Additionally, governments can and should also lead by example by renovating and upgrading the energy performance of their own existing buildings and leased space, and constructing new buildings to high efficiency standards.
To provide further perspective, building energy efficiency retrofits is a nearly $280 billion dollar investment opportunity that can save building owners more than $1 trillion over 10 years, according to industry research. All of that work also means more jobs at a critical time for our economy. Raising the bar also means raising minimum building performance, consumer awareness and private investment.
In his first term, President Obama committed to invest $2 billion in federal government building renovations using energy savings performance contracting. Using this approach, energy services companies design, finance, install, and maintain new energy efficient equipment in facilities – at no upfront cost to the taxpayer. The energy savings are guaranteed by the contractor with the investment paid back over time from the money saved on utility bills. Over 260 federal government projects have been successfully completed over the past decade attracting over $2.3 billion in private sector investment.
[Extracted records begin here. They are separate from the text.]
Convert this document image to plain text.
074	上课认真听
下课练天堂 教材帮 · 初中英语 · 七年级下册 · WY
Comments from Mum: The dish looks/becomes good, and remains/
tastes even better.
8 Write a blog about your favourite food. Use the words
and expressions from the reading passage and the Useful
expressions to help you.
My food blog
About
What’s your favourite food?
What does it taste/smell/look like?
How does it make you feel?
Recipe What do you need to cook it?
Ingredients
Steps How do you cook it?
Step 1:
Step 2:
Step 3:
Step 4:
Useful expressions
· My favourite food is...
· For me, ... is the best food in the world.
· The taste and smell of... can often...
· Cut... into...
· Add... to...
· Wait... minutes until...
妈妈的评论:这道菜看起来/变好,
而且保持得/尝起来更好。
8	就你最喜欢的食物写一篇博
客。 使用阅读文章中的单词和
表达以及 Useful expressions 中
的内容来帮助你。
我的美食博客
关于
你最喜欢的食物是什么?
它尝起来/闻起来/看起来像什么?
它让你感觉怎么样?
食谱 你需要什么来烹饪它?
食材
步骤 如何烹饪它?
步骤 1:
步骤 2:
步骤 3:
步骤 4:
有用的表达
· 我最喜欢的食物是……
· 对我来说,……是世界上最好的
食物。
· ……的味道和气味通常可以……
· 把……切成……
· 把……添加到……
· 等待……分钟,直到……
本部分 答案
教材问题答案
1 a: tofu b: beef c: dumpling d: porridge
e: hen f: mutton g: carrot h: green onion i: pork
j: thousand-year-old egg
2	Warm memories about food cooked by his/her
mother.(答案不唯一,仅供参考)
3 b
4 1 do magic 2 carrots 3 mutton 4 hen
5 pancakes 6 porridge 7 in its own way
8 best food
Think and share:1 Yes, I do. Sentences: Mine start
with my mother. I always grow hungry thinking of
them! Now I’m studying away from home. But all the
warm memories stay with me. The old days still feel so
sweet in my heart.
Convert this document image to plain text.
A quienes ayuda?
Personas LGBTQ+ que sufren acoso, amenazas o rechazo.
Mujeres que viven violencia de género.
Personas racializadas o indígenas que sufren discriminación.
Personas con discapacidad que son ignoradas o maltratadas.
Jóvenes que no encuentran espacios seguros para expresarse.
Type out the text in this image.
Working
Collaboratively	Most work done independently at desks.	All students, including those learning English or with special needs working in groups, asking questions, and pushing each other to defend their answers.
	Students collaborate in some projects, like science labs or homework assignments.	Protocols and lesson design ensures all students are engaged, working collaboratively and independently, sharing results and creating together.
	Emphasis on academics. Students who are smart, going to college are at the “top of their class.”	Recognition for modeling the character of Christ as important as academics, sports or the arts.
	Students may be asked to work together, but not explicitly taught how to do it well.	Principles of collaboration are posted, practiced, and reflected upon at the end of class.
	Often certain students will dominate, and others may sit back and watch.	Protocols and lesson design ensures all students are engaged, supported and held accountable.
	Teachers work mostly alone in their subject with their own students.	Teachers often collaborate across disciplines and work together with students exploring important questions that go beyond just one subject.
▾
We must also raise the level of energy efficiency by improving energy efficiency standards for new construction and during major building renovations. States should be encouraged and supported in adopting and enforcing the most recent national model building codes and appliance/equipment standards. Providing incentives, which cover a portion of the incremental cost for “above code” construction, can be a cost-effective way to capture additional efficiency opportunities.
To make inroads with improving energy efficiency, we must raise awareness of building performance and the opportunities to create positive financial returns. Cities and states should require the disclosure of building energy performance information. Why is it that we have more energy efficiency performance data about our cars and appliances than we do our longest term investments – our homes and buildings? A simple and understandable label would create awareness and market demand for more efficient buildings.
Where there is market demand, there needs to be a corresponding supply. What is certainly in short supply these days is public funding to support additional investments in energy efficiency. President Obama has proposed $200 million in funding for a Race to the Top challenge for states that implement policies to increase energy efficiency. This is a start, but we need to develop and expand private-sector financing models, like the successful performance contracting model in the public sector, and leverage the $200 million to start attracting the billions of dollars needed to tap the most cost-effective improvement opportunities.
A particularly good model is Property Assessed Clean Energy (PACE) financing which offers long-term loans, limited up-front investment requirements, and low interest rates for commercial building energy efficiency improvements. Building owners get the added benefit of being able to pass payments through to tenants and transfer the loan to new building owners at the time of sale.
There is much more work to be done, but if we raise our game with strong leadership, smart policies, increased awareness and increased private investment, we can save more money, create more jobs and help protect our environment for future generations. All of this can be accomplished and provide a strong financial return.
Myers is president of Johnson Controls Building Efficiency.